-
Notifications
You must be signed in to change notification settings - Fork 0
01_Overview
Samantha edited this page Jul 28, 2021
·
1 revision
Welcome to the RBL_RBL3 wiki!
You'll need to prepare your local filesystem by cloning the github repository for iCLIP and loading Snakemake. A tutorial is available for local users.
- Clone the github repository to your local filesystem.
# Clone Repository from Github
git clone https://github.com/RBL-NCI/RBL_RBL3.git
# Change your working directory to the RBL3 repo
cd RBL_RBL3/
- Please make sure that snakemake>=5.19 is in your $PATH. If you are in Biowulf, please load the following environment module:
# Recommend running snakemake>=5.19
module load snakemake
There is config requirements for this pipeline, that must be found in the /path/to/RBL3/config directory. These files are:
- snakemake_config.yaml - this file will contain directory paths and user parameters for analysis;
- source_dir: path to snakemake file, within the cloned RBL3 repository; example: '/path/to/RBL3/'
- out_dir: path to created output directory, where output will be stored; example: '/path/to/output/'
- sample_manifest: path to multiplex manifest (see specific details below; example:'/path/to/sample_manifest.tsv'
- deg_manifest: path to DEG manifest (see specific details below; example: '/path/to/DEG_manifest.tsv'
- fastq_dir: path to gzipped multiplexed fastq files; example: '/path/to/raw/fastq/files'
- masked_reference: "Y" #if a masked reference file (identified below) should be used indicate "Y"
- clean_transcripts: "Y" #if Y Transcriptclean will be run - read feature info in documentation
- annotation_id: annotation ID used with project; example 'SIRV_annot'
- build_id: annotation build id; example 'hg38'
- platform_id: platform used for sequencing; example 'Illumina'
- maxFracA: decimal value indicating the maximum percent of A's in the 20bp interval after alignment in a transcript; default 0.5
- minCount: numeric value indicating the minimum number of transcripts that must be detected in replicates, when applicable; default 2
- minDatasets:
- primer_length: match the length of the T sequence in your primer, default [20]

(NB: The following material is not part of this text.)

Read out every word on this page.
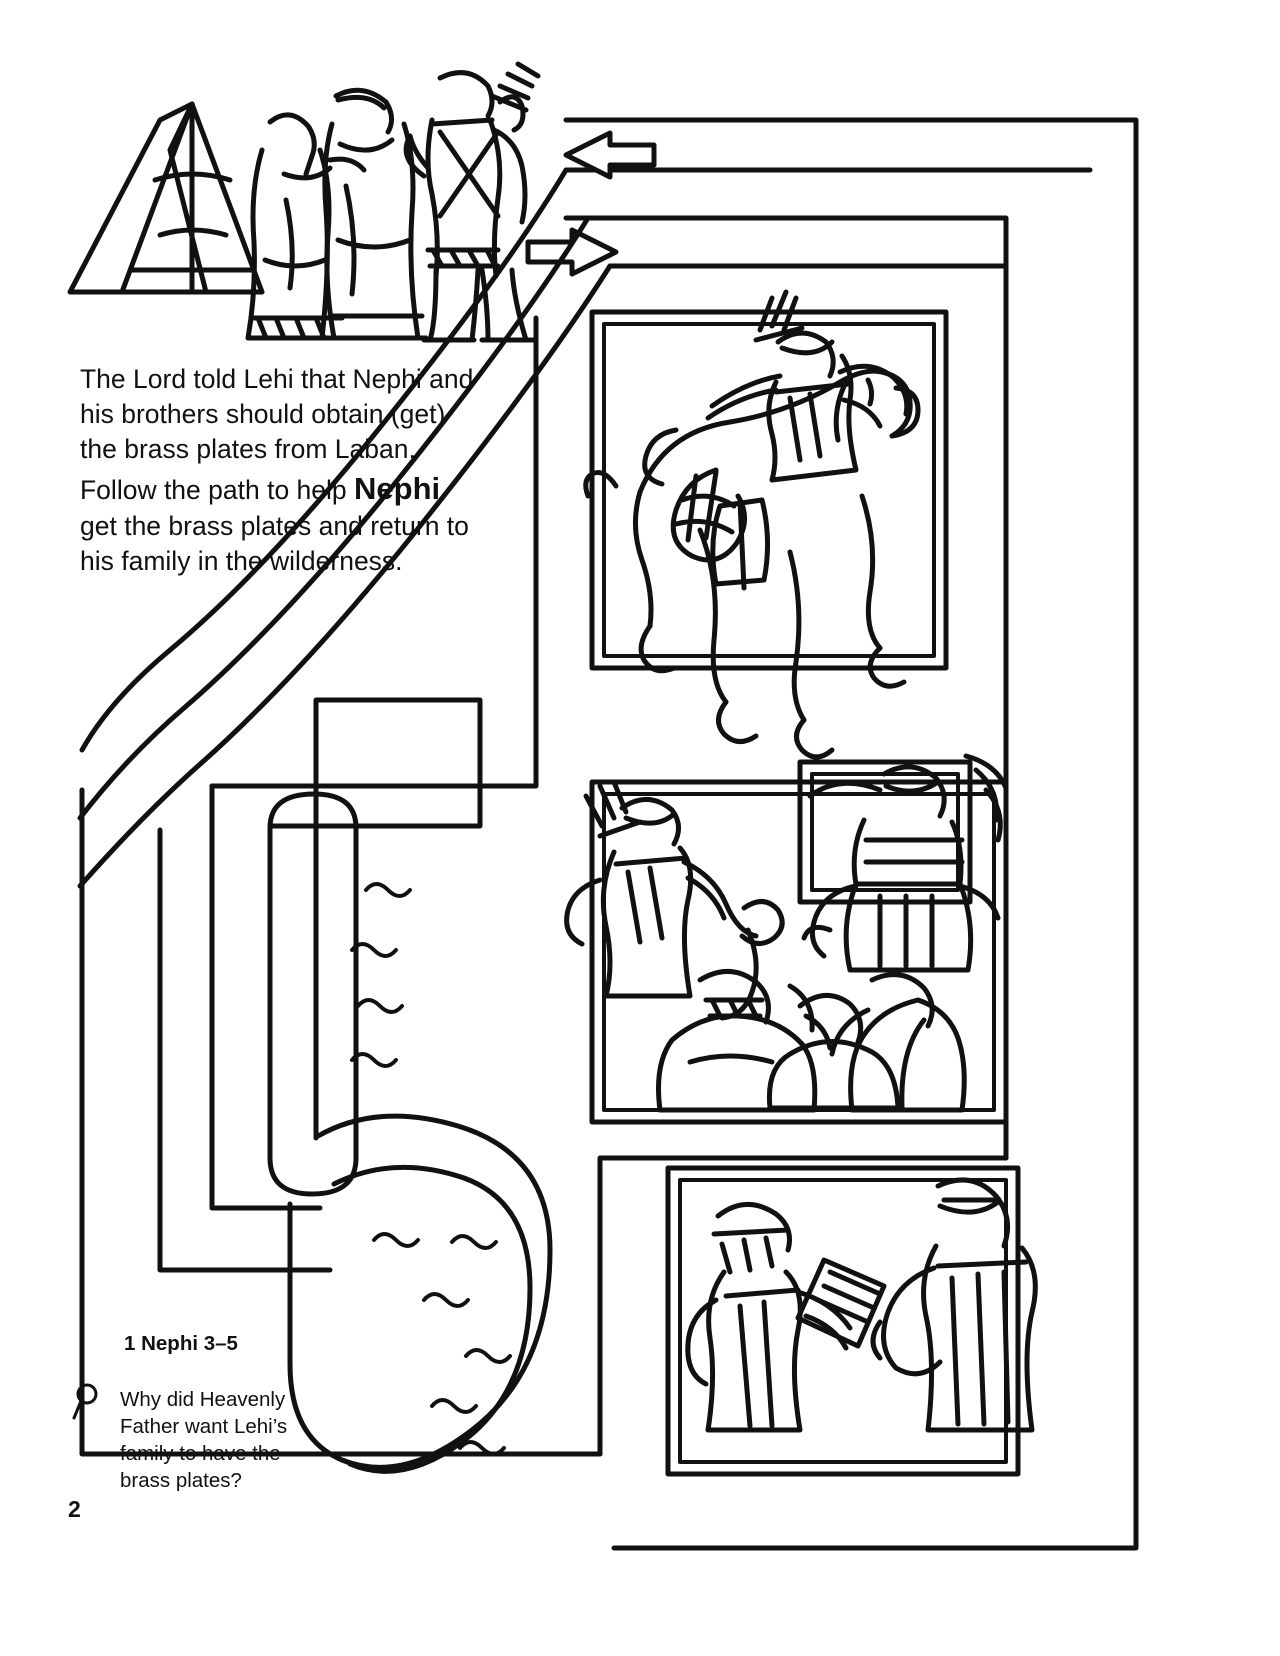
The Lord told Lehi that Nephi and his brothers should obtain (get) the brass plates from Laban. Follow the path to help Nephi get the brass plates and return to his family in the wilderness.
1 Nephi 3–5
Why did Heavenly Father want Lehi’s family to have the brass plates?
2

- percent_similarity: lowest percentage of A in the 20bp interval after alignment default [20]
- annotation_gtf: path to annotation gtf file; default /data/CCBR/projects/rbl3/dependencies/gencode.v30.annotation.gtf
- annotation_gff: path to annotation gff3 file; default /data/CCBR/projects/rbl3/dependencies/Homo_sapiens_GRCh38_Ensembl_86.gff3
- annotation_fa: path to annotation fa file; default /data/CCBR/projects/rbl3/dependencies/hg38_cleanheader.fa
There are two manifest requirements for this pipeline, with paths identified in the snakemake_config.yaml file (#2) above. These files are:
-
samples_manifest.tsv - this manifest will include metadata information for each sample, and map input files to their sample ids
- filename: the fastq file name without an extension. example: 'barcode01' for a sample with the input barcode01.fastq
- sampleid: the final sample name; this column must be unique. example: 'wt'
- groupid: the groupid for samples, which may or may not be unique values. NOTE: underscores cannot be used. example: 'ko.drosha'
- batchid: the batchid for each sample. example: 'b1'
An example sample.tsv file (note tabs separate each column): filename sampleid groupid batchid barcode01 wt wt b1 barcode02 ko.drosha ko.drosha b1 barcode03 ko.dicer ko.dicer b1
-
deg_manifest.tsv - this manifest will include information on which samples to compare
- group1 / group2: each column must be a groupid found in the samples_manifest.tsv. Comparisons are only done between two groups of samples.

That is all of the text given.